When he returned to Leh in 1940 after completing his education, his mother & other relatives hoped him to join the then high ranking position of a Tehsildar. However he went on to serve the society in the capacity of a teacher at the Government Middle School, Leh. During his time formal education was in the nascent stages. He used to go to the every household and talk to the parents about the importance of sending their children to school. He served for 35 years in the School Education DepartmentIn all, he served at the Government High School Leh for 25 years, Government High School Kargil for five years and around four years as the principal of the teacher's training school at Leh. During his service, he mentored a lot of students who later went on to become highly ranked officials, political leaders, doctors and engineers.
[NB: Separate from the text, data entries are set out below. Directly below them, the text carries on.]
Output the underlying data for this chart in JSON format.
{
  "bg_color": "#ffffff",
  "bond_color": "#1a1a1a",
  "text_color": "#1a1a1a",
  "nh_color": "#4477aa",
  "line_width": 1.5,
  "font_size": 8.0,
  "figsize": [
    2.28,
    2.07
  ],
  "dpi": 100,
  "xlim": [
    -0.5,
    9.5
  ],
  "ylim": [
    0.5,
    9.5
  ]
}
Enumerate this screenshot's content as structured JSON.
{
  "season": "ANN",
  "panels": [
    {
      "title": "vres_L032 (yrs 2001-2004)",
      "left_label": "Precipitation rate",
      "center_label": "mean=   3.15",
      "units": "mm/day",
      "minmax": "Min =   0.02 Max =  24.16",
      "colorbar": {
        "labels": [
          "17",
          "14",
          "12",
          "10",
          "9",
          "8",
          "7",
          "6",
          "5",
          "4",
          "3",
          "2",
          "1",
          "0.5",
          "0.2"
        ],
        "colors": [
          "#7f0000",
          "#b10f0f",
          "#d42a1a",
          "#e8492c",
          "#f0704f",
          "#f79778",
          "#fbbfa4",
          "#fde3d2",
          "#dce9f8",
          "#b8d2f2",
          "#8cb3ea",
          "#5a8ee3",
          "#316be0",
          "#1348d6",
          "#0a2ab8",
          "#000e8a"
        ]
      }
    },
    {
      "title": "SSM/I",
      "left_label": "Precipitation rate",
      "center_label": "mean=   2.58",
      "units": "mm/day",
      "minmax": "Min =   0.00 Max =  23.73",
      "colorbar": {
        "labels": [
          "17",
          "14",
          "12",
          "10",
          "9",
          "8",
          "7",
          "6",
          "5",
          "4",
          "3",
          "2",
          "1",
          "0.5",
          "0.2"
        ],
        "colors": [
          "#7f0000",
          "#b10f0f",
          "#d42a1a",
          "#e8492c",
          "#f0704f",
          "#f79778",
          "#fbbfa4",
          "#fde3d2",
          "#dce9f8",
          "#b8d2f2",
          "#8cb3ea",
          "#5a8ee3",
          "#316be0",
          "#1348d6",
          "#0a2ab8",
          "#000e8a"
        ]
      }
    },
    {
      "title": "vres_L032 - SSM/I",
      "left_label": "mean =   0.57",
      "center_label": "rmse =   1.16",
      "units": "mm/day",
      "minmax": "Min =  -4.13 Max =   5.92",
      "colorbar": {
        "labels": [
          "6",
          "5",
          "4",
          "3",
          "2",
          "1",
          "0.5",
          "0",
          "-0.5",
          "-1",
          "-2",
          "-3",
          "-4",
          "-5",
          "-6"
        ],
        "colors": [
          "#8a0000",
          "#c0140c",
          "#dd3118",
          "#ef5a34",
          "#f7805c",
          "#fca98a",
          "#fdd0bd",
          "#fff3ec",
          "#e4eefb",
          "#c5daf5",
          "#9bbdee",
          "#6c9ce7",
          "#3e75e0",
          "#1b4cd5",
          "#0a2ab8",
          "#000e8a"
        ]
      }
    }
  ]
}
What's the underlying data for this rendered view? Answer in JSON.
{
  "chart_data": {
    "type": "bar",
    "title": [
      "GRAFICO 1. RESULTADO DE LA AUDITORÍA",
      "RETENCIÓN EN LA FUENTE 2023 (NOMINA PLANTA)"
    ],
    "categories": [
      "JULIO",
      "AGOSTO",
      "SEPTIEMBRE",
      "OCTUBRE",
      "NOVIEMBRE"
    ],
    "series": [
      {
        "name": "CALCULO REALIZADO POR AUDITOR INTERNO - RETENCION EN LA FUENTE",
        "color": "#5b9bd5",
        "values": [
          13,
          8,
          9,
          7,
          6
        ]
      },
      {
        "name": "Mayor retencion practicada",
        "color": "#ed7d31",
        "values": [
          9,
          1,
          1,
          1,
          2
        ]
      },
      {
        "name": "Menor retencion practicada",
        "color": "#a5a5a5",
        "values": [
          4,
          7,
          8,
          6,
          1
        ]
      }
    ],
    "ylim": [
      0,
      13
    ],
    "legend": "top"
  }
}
Recounting his interest in books, Abdul Ghani Shiekh, a famous Ladakhi author, recounted that it was from Elizer Joldan that he first heard about the various works of Sir Arthur Conan Doyle.
He was an avid writer. He was known to write lengthy writers to his daughters who were studying outside Ladakh which often ran into more than 10 pages. Some of the letters preserved by one of his daughters with the intention of publishing them into a book form were destroyed in the 2014 floods in Kashmir. He has written a book "Harvest Festival of the Buddhist Dards and other essay" besides many of his essays have been collected in another collection entitled "Central Asian Trades and Other Essays on Ladakh".

==Later life==
Towards the later part of his life he was offered the position of District Education Officer which he declined owing to his failing health and his being vary of political interference in the education system. He retired from service in the year 1971. After retirement he spent his time writing besides running a guest house which was started in the year 1983.

He was survived by Kunga Joldan (wife) and his daughters Elza, Martha and Tadzin Joldan.